Everything with Las Vegas Ballpark had to be done with the haste of turning a double play on a slowly hit ground ball to be ready by Opening Night, so the Aviators really did sell a few tickets for non-existent seats.

“The only ticket issues we had was we went on sale when the place was still in (blueprint) form,” Cline said. “So when you actually build it and start laying in seats, sometimes there’s some that don’t fit. Sometimes you have to shorten a row by a seat here and there.”

But otherwise, there were few grievous malfunctions. When the ballpark lights flickered and pulsated like a disco dance floor on Opening Night, it wasn’t because of high winds. It was by design.

“You go to Iowa, they actually do a ‘Take Me Out to the Ballgame’ theme with their Musco lighting (system),” Harkavy said.

On balance, everything about the new $150 million ballpark that went up in downtown Summerlin in just 14 months was as sublime as the team’s performance on field level.

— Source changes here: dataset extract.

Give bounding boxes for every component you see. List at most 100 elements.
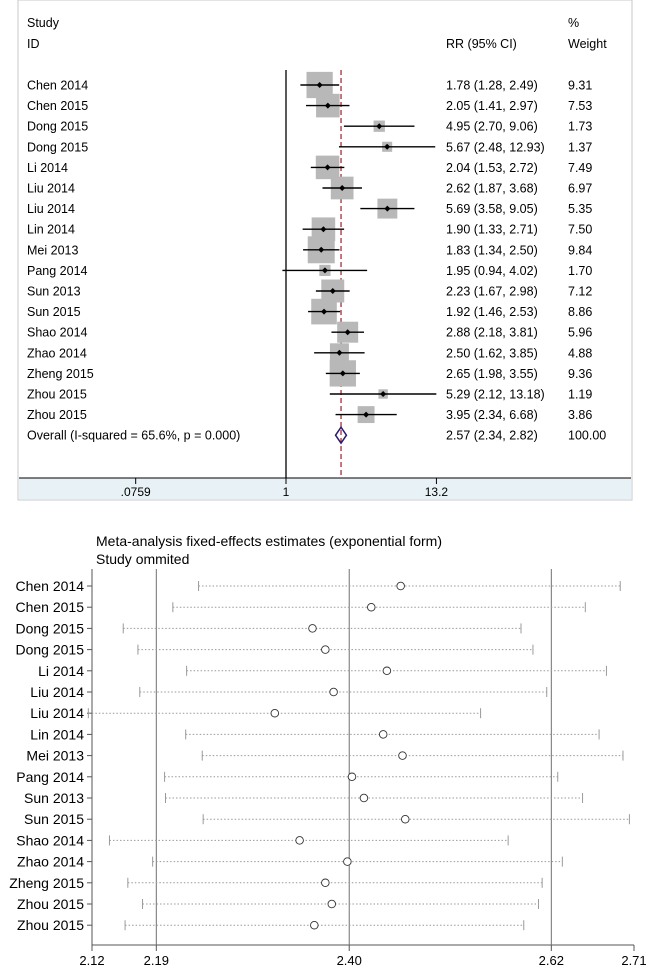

A 6-5 loss to Fresno on Sunday snapped a six-game winning streak for the Aviators, who went into Monday’s homestand finale with the Grizzlies 9-2 and in first place.

“The positive comments, just the atmosphere in the ballpark — it’s lively,” Logan said about his overall reaction to the first few games.

Finishing touches

After Monday night’s game, the Aviators will hit the road for eight days during which the staff will get a breather. But only a little one.

“We had an accelerated schedule to get open with construction, so once the team goes on the road, we’re gonna be finishing up with ‘punch-list’ items — finishing some power outlets here, touching up some paint there, maybe this wall isn’t quite right,” Cline said. “Cosmetic stuff, and there’s a little bit of infrastructure items that haven’t been finished yet.”

But outside the picture window in Logan’s office, the monster trucks and other construction equipment that made the dirt lot adjacent to the ballpark look like a gravel quarry already were starting to dissipate.

“Realistically, we’ll probably be here until July just buttoning up the little stuff,” Cline said.

By then, Logan’s office may appear a little less spartan. He said all of his stuff from Cashman was packed away in storage bins somewhere behind the temporary maintenance sheds, but that he’d probably get to it by the next $2 beer night. Or the one after that.